一人で対応できるよと言っていたが、やはり気になるので通勤途中に引き返す。
社長の女性と担当のスタッフさんがいい人なのでホッとする。

6月14日 近くに住む義母に家に来てもらう。骨粗しょう症で要介護の為と娘の小学校の入学と同時に住み慣れた江戸川を離れ、この土地にやって来たのであるが、立場が変わってしまった。

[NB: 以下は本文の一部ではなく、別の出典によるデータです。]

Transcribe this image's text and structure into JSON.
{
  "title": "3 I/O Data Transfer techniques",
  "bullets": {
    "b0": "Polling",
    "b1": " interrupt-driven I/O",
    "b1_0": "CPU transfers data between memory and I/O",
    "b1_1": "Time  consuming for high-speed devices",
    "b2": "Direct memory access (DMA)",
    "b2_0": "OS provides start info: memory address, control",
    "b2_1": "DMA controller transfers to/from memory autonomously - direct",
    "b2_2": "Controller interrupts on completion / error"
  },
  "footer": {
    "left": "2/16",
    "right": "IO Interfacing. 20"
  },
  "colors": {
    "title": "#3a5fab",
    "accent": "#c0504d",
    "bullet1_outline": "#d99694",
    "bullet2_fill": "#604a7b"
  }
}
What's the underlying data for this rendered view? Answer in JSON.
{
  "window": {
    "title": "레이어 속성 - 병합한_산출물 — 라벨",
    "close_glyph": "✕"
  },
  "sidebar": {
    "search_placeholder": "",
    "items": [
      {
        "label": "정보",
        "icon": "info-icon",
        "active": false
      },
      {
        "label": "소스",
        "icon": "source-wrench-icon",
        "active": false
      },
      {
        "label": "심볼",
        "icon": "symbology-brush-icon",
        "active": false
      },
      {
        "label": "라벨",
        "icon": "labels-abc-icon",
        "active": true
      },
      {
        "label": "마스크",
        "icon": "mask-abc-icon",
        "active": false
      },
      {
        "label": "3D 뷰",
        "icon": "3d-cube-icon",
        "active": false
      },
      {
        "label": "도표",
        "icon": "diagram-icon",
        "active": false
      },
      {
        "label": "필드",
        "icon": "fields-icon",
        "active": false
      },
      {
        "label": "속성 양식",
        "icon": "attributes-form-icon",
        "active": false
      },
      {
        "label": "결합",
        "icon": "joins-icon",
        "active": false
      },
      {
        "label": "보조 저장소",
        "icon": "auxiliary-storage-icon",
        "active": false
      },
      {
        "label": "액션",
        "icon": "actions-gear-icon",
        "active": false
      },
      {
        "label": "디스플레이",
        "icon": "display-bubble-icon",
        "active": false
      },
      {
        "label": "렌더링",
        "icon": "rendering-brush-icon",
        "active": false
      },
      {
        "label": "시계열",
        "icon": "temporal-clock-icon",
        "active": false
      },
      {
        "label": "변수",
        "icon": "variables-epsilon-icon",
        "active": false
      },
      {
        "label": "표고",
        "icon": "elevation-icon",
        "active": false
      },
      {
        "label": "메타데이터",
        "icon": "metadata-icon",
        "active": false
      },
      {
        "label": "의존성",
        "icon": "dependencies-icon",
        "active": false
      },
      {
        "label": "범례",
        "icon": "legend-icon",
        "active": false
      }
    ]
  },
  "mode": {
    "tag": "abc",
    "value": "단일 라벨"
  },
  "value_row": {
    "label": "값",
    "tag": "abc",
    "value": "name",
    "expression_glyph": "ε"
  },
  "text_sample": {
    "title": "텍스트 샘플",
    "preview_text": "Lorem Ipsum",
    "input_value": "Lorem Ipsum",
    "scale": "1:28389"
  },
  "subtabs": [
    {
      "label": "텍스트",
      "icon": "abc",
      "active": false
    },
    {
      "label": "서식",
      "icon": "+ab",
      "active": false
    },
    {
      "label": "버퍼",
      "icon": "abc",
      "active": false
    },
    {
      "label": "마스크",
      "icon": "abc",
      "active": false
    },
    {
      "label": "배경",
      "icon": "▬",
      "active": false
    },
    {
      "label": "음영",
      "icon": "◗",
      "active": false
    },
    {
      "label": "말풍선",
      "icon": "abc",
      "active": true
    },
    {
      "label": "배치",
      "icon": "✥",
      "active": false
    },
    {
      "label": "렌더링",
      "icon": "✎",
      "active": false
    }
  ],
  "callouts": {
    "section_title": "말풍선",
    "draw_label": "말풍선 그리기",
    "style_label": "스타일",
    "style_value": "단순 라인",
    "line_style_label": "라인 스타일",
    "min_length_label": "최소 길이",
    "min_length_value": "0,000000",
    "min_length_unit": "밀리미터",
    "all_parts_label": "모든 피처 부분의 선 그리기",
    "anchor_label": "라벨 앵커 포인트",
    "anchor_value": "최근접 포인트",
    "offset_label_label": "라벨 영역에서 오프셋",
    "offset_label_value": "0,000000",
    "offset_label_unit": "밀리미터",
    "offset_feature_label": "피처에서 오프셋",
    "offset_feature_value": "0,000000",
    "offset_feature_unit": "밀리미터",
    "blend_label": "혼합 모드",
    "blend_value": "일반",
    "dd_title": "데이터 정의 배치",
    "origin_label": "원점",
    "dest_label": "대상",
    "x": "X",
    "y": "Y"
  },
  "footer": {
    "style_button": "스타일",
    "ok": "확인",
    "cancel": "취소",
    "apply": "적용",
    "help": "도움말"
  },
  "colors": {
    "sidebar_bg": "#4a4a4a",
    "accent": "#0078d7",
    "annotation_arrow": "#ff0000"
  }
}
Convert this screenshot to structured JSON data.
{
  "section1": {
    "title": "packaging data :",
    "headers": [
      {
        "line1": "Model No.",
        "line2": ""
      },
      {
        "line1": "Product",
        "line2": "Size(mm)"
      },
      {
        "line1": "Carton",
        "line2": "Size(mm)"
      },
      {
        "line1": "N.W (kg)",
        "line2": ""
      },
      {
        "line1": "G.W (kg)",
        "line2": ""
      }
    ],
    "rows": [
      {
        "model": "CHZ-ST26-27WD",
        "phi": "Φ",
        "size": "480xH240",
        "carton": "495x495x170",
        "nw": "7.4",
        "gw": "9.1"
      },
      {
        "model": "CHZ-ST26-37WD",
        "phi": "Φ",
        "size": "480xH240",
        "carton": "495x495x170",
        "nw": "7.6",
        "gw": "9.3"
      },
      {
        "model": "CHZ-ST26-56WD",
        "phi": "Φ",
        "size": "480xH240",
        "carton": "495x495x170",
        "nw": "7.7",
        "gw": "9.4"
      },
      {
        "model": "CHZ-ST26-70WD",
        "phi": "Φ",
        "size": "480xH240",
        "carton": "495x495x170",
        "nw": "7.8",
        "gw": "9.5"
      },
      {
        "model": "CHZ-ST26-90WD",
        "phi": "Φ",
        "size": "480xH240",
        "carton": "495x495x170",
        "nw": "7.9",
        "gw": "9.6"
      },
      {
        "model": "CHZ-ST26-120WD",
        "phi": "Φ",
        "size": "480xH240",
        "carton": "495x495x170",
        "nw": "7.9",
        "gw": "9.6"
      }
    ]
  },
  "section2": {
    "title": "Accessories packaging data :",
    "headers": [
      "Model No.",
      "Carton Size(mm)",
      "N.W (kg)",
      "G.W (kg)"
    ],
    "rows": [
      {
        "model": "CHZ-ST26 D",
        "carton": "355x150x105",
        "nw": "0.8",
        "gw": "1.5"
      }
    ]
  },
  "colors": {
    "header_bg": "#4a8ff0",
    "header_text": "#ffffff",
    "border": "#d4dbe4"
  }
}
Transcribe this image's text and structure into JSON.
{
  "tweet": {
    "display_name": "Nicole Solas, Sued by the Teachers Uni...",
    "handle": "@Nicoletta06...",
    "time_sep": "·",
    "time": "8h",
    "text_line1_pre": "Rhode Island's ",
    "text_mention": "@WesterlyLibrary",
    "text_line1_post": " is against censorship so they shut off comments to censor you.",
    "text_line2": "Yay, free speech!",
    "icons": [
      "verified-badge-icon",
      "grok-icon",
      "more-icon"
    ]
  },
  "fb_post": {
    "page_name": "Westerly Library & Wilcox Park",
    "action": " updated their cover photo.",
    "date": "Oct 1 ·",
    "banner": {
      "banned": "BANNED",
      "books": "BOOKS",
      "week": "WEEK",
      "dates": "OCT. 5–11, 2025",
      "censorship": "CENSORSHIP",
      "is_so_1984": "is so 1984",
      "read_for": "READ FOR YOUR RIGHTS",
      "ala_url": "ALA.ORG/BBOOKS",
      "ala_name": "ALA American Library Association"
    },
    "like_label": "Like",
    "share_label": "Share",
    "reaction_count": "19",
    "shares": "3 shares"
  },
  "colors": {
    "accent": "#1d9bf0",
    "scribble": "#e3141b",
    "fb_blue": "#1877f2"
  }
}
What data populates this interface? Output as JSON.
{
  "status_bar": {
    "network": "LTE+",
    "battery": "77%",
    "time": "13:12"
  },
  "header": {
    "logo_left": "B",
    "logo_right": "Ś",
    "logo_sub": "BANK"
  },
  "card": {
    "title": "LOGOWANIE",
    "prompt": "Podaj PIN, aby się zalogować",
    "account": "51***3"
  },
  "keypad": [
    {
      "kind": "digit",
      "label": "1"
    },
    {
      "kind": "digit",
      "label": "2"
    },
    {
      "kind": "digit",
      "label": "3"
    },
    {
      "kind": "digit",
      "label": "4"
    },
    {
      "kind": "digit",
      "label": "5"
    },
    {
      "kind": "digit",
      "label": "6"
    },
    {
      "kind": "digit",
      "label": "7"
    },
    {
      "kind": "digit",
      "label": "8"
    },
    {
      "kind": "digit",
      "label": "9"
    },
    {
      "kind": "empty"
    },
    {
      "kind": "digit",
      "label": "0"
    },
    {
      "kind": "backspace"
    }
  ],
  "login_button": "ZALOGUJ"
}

6月15日 訪問看護。湯船には入れなかったがお風呂に入れてもらえたと言っていた。

6月16日 通院。
必要最小限の栄養は点滴で摂れているが、たんぱく質やらはやはり不足して居るんだと思う。
また動かないでいるのでめっきり筋肉が落ちた。
家の中を歩くならいいが、階段はちょっと無理。
何年振りかのお姫様だっこ、マンションの3階から降りるにはなかなかの体力を使う。
日赤病院、操作するほうが慣れて居ない車椅子での移動で気持ち悪いと言う、言わば車酔い。
病院に来ている方々はどこかしら悪くて来ている病人のはずだが、「most of 病人」だったなぁ妻の様子は。
診察が終わって帰ろうとしていると、医療相談室の看護師さんが慌てて飛んできた。
やはり様子が心配らしい。

6月17日 予定日ではないが訪問看護のスタッフさんが来宅。
昨日の医療相談室の方に困ったことはないかと聞かれて、夜中に僕が寝た後にトイレに行きたくなるとちょっと困ると話をして置いたら、すぐに連絡してくれたらしく、ポータブルトイレが届いていた。
当人はこれは使わずにトイレに行きますと言ってはいますが・・・。
点滴パック、一回1リットルの量があり、これに携帯型のポンプを含めると約2kgになり、持ち歩くのはかなりしんどい、点滴スタンドも用意してあるが、段差があるとしんどいみたい。

6月18日 隔週のようやくの土曜休み。
午前中に院外処方の配達。
病院で処方箋をもらうと同時に薬局にFAXしておくと自宅まで点滴パックやその他の薬を届けてくれるのはありがたいです。
背中やら足などのマッサージはいつもの倍の2時間位は出来た。
保存のきく食品の買出し。

6月19日 湯船に浸かっての久しぶりの入浴。
介添えして一緒に入っていたのでちょっとのぼせる。

食物は肥大した肝臓とリンパの流れが悪くなって小腸にむくみが出て居てしまって、ほとんど食べることは出来ない。
それでもほんの一口二口は食べられるので、せめて一口食べた時に「美味しい」と感じてもらえるように料理をする。
メバルと筍と椎茸の清蒸
鮭のあらとごぼうとたけのこの味噌仕立ての鍋
クリームシチュー水多めで飲みやすくした
渡り蟹たくさんの麻婆茄子
肝臓にいいとされる豚肉・白菜・舞茸の蒸し鍋
昨日は簡単につけ麺
青梗菜とネギをいれたかに玉
一口食べて貰えればいいので手を変え品を変えと試行錯誤。